Here are the upcoming IPOs I am currently monitoring:
- Burger King: Yes, the Home of the Whopper is going public for the first time in its history. This burger orphan was privately owned until it was bought by Pillsbury, then it was sold to Grand Met, which was bought out by Diageo, the liquor giant, which then sold Burger King to private equity firms, including Texas Pacific Group and Bain Capital. It’s a sad tale of woe that contributed to BK’s perenniel underperformance. Texas Pacific Group and Bain Capital have significantly improved BK’s business, and now it is expected to the biggest restaurant IPO in history. I’m bullish on this one, because Burger King has done a major turnaround. The problem is, many other investors also know this and will be waiting to gobble up shares on the first day of trading. I recommend waiting until BK’s share price corrects after the first week of trading and then consider buying shares. If you can get in on the pre-IPO action, by all means…buy shares!
- MasterCard: The world’s largest credit card company is going public. Own a piece of Americans’ credit card debt by picking up shares of this omnipresent plastic company. This IPO was delayed until next spring because CEO Bob Selander is battling prostate cancer. If and when MasterCard does go public, buy shares immediately. Along with Burger King, this will be by far the hottest IPO of the year. Even if shares go up substantially, I recommend buying into this IPO as soon as possible.
- Tim Hortons: Canada’s favorite restaurant chain and doughnut maker is being partially spun off by Wendy’s International. Wendy’s is planning to sell 15%-18% of the company to investors. Although not as well known as Burger King, Tim Hortons is nonetheless very attractive as a public company. Tim Hortons has great expansion opportunities in the United States and overseas. As long as restaurant IPOs remain hot, I recommend buying shares. You could bid on this at day one and still do well. I do not foresee that shares will double or triple on the first day of trading.
- MGA: The maker of Bratz Dolls, one of the hottest girls’ toys, plans to go public and use the proceeds to diversify beyond Bratz Dolls. While it’s unclear whether it can extend the Bratz franchise beyond dolls, MGA is a feisty company that took on Mattel and Hasbro head on and thrived. I think MGA will do well as public company and recommend buying shares at IPO or soon thereafter, although I would not recommend buying shares immediately if the price doubles or triples on the first day of trading.

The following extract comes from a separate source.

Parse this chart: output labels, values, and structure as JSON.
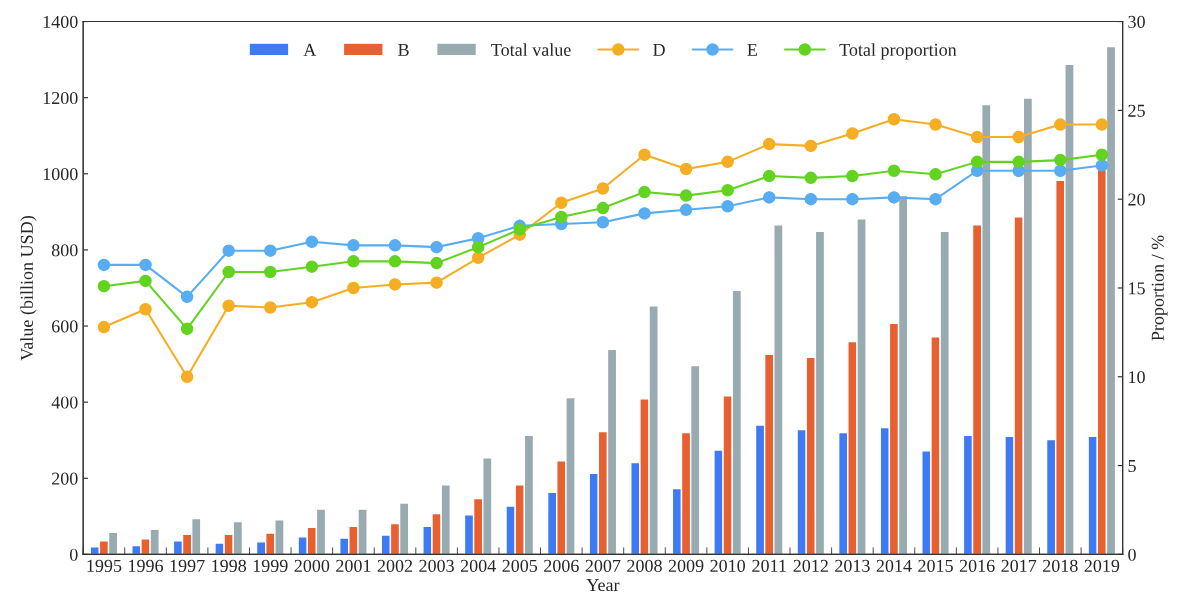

- Vonage: Vonage is a well-known Internet telephony player. Some analysts speculate that Vonage is using the IPO as a bargaining chip in buyout negotiations with telecommunications firms and that it may never IPO. Many do not believe that Vonage can survive as a standalone company and effectively compete with the telecom giants, including Verizon, SBC, and Ebay. Ebay, you say? Yes, Ebay bought out Vonage’s main rival, Skype, last year. If Vonage does go public, it would be worthwhile to pick up a few shares. If you own Ebay (and by fiat, Skype), do not purchase Vonage shares or you will own competing equities. By picking up a few shares, you won’t miss out on Vonage’s tremendous potential, and you won’t get burned if it fails as a standalone company. I suspect that Vonage will go public and remain public for a year or two until it is bought out by a major telecom player.